Janet Yellen, the US Treasury secretary, was set to tap Hsu for a senior post at the Office of the Comptroller of the Currency that would pave the way for him to become acting chief, according to people familiar with the matter. The timing of the announcement could not be determined.

Hsu is currently associate director of the Fed’s bank supervision and regulation division.

He has emerged as a more technocratic choice to lead the OCC compared with other possible choices with higher political profiles, such as Michael Barr, a professor at the University of Michigan and former Treasury official under Barack Obama who was a leading contender for the job. Some progressive Democrats have also been pushing for Mehrsa Baradaran, a professor at the University of California at Irvine, to be selected for the job.

President Joe Biden has not yet chosen anyone to permanently fill the post, which requires Senate confirmation. The White House declined to comment. Yellen’s decision to choose Hsu to lead the agency on an interim basis was first reported by The Wall Street Journal.
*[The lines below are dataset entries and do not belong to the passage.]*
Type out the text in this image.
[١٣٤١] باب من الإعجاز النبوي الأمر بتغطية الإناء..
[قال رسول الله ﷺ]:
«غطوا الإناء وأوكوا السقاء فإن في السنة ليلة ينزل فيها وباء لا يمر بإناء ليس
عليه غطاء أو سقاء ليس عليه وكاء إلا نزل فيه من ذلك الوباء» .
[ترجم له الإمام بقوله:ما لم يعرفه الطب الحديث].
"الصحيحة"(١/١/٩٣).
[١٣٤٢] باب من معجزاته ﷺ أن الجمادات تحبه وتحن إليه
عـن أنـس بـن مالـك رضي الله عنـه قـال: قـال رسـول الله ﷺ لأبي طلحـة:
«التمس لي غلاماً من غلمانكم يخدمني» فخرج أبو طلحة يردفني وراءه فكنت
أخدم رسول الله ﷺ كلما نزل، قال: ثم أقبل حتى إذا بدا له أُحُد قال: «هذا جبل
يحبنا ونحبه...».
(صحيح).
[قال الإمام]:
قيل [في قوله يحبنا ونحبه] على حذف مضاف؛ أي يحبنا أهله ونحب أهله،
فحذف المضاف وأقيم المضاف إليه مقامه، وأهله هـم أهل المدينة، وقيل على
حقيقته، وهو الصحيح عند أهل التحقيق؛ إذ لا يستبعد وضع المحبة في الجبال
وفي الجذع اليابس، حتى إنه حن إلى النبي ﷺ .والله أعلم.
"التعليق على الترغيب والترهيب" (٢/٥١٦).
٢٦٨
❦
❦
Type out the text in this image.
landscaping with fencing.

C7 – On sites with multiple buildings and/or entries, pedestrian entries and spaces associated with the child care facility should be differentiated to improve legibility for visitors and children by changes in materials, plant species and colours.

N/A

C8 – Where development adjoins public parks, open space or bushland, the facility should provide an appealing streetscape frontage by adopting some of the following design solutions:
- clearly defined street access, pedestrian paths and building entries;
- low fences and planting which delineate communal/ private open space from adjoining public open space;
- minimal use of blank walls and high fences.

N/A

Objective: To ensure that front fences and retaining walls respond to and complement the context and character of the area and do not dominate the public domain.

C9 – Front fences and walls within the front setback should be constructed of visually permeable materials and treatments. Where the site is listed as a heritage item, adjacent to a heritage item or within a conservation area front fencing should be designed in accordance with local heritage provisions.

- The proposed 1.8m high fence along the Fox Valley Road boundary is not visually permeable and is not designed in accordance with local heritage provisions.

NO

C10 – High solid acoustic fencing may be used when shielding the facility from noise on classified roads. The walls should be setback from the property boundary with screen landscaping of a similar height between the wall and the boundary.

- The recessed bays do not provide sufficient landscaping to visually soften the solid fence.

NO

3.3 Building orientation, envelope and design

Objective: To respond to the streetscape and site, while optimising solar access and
Through his role at the Fed, Hsu has great familiarity with the health of the largest banks. The mission of the OCC, which is housed within the Treasury department, is to ensure that national banks “operate in a safe and sound manner, provide fair access to financial services, treat customers fairly, and comply with applicable laws and regulations”, according to its website.

The Biden administration is expected to take a tougher approach to financial regulation than Donald Trump’s officials, amid concerns that hefty doses of fiscal and monetary stimulus flowing through the US economy as it rebounds from the pandemic is fuelling greater risk-taking on Wall Street.

Blake Paulson, the current acting chief of the OCC, was installed by Steven Mnuchin, the former US Treasury secretary, on January 14, less than a week before he left office.